Hopefully you’re only forwarding the minimal select of network ports and not all ports/traffic? If so then you’re good, like someone else said if you’ve got a router and it’s forwarding selected traffic then no need for anything else
It depends. If you’re forwarding a lot of ports then maybe, but just a home gaming server? Probably not a big deal.
Just don’t forward ports for remote control and you’ll be fine, especially RDP (3389 IIRC), and SSH…
Nah, probably not. All routers you can buy today will route and by default have their firewall active. Make sure, auto-updates are activated on your router.
Check your server OS’ses and the Software running on them for updates on a regular basis - since they are partially made available to the public and are potential attack vectors.
Though if you only port-forwarded a couple ports that dont include the RDP port or something wildly stupid, you should be safe.
Follow some best practises as:
- try to dont run your Gameserver Software as administrator but instead with a account with as low privileges as possible.
- update your OS’ses, Softwares and Router/FW Appliance.

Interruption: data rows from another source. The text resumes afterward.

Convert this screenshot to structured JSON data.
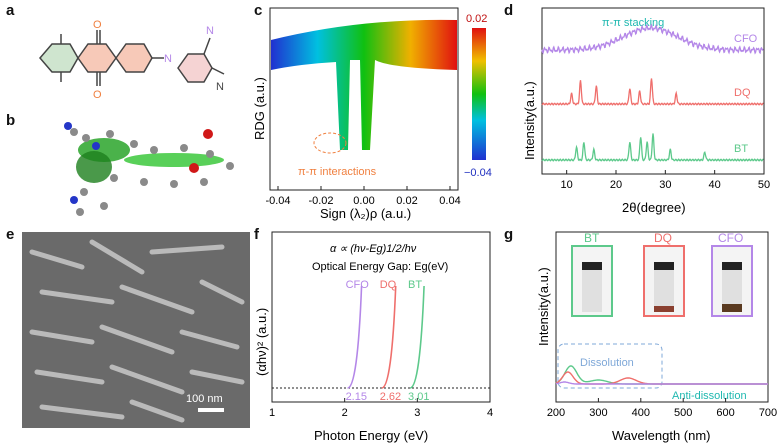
{
  "panels": {
    "a": "a",
    "b": "b",
    "c": "c",
    "d": "d",
    "e": "e",
    "f": "f",
    "g": "g"
  },
  "panel_a": {
    "atom_labels": [
      "O",
      "O",
      "N",
      "N",
      "N"
    ]
  },
  "panel_c": {
    "ylabel": "RDG (a.u.)",
    "xlabel": "Sign (λ₂)ρ (a.u.)",
    "xticks": [
      "-0.04",
      "-0.02",
      "0.00",
      "0.02",
      "0.04"
    ],
    "colorbar_max": "0.02",
    "colorbar_min": "−0.04",
    "annotation": "π-π interactions"
  },
  "panel_d": {
    "ylabel": "Intensity(a.u.)",
    "xlabel": "2θ(degree)",
    "xticks": [
      "10",
      "20",
      "30",
      "40",
      "50"
    ],
    "annotation": "π-π stacking",
    "series": [
      "CFO",
      "DQ",
      "BT"
    ],
    "colors": {
      "CFO": "#b487e8",
      "DQ": "#ef6f6c",
      "BT": "#5dc98b"
    }
  },
  "panel_e": {
    "scalebar": "100 nm"
  },
  "panel_f": {
    "formula": "α ∝ (hν-Eg)1/2/hν",
    "subtitle": "Optical Energy Gap: Eg(eV)",
    "ylabel": "(αhν)² (a.u.)",
    "xlabel": "Photon Energy (eV)",
    "xticks": [
      "1",
      "2",
      "3",
      "4"
    ],
    "series_labels": [
      "CFO",
      "DQ",
      "BT"
    ],
    "gap_values": [
      "2.15",
      "2.62",
      "3.01"
    ]
  },
  "panel_g": {
    "ylabel": "Intensity(a.u.)",
    "xlabel": "Wavelength (nm)",
    "xticks": [
      "200",
      "300",
      "400",
      "500",
      "600",
      "700"
    ],
    "vial_labels": [
      "BT",
      "DQ",
      "CFO"
    ],
    "dissolution": "Dissolution",
    "anti_dissolution": "Anti-dissolution"
  },
  "chart_data": [
    {
      "type": "line",
      "panel": "d",
      "xlabel": "2θ(degree)",
      "ylabel": "Intensity(a.u.)",
      "xlim": [
        5,
        50
      ],
      "series": [
        {
          "name": "CFO",
          "peaks": [
            {
              "x": 27,
              "h": 1.0
            }
          ],
          "broad": true
        },
        {
          "name": "DQ",
          "peaks": [
            {
              "x": 11,
              "h": 0.4
            },
            {
              "x": 12.8,
              "h": 0.9
            },
            {
              "x": 16,
              "h": 0.7
            },
            {
              "x": 22.8,
              "h": 0.6
            },
            {
              "x": 24.8,
              "h": 0.5
            },
            {
              "x": 27.2,
              "h": 1.0
            },
            {
              "x": 32.2,
              "h": 0.4
            }
          ]
        },
        {
          "name": "BT",
          "peaks": [
            {
              "x": 12,
              "h": 0.5
            },
            {
              "x": 13.5,
              "h": 0.7
            },
            {
              "x": 15.5,
              "h": 0.4
            },
            {
              "x": 22.8,
              "h": 0.7
            },
            {
              "x": 25,
              "h": 0.9
            },
            {
              "x": 26.3,
              "h": 0.7
            },
            {
              "x": 27.5,
              "h": 1.0
            },
            {
              "x": 31,
              "h": 0.4
            },
            {
              "x": 38,
              "h": 0.3
            }
          ]
        }
      ]
    },
    {
      "type": "line",
      "panel": "f",
      "xlabel": "Photon Energy (eV)",
      "ylabel": "(αhν)² (a.u.)",
      "xlim": [
        1,
        4
      ],
      "series": [
        {
          "name": "CFO",
          "onset": 2.15
        },
        {
          "name": "DQ",
          "onset": 2.62
        },
        {
          "name": "BT",
          "onset": 3.01
        }
      ]
    },
    {
      "type": "line",
      "panel": "g",
      "xlabel": "Wavelength (nm)",
      "ylabel": "Intensity(a.u.)",
      "xlim": [
        200,
        700
      ],
      "series": [
        {
          "name": "BT",
          "peak_x": 235
        },
        {
          "name": "DQ",
          "peak_x": 230
        },
        {
          "name": "CFO",
          "peak_x": 0
        }
      ]
    }
  ]
}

Don’t let yourself fool by the guys telling ya to setup a full fledged firewall system when you obviously don’t even know basic networking. You would be overwhelmed by the configurationpossibilities.
If you want to dangle your foot in some cold water - try em out and put some machines behind them to learn what behaves how. But dont make em your only protection against the public internet when you don’t know basic networking stuff.
Happy Sailin’ matey!
I actually have a degree in networking lol
Unless you’re just opening up all the ports on your router, it should be blocking all incoming connections by default. I’d recommend doing 1:1 port mapping for the specific internal ips of your services if your router provides that capability, but at minimum just locking it down to only opening the ports required for your services should suffice.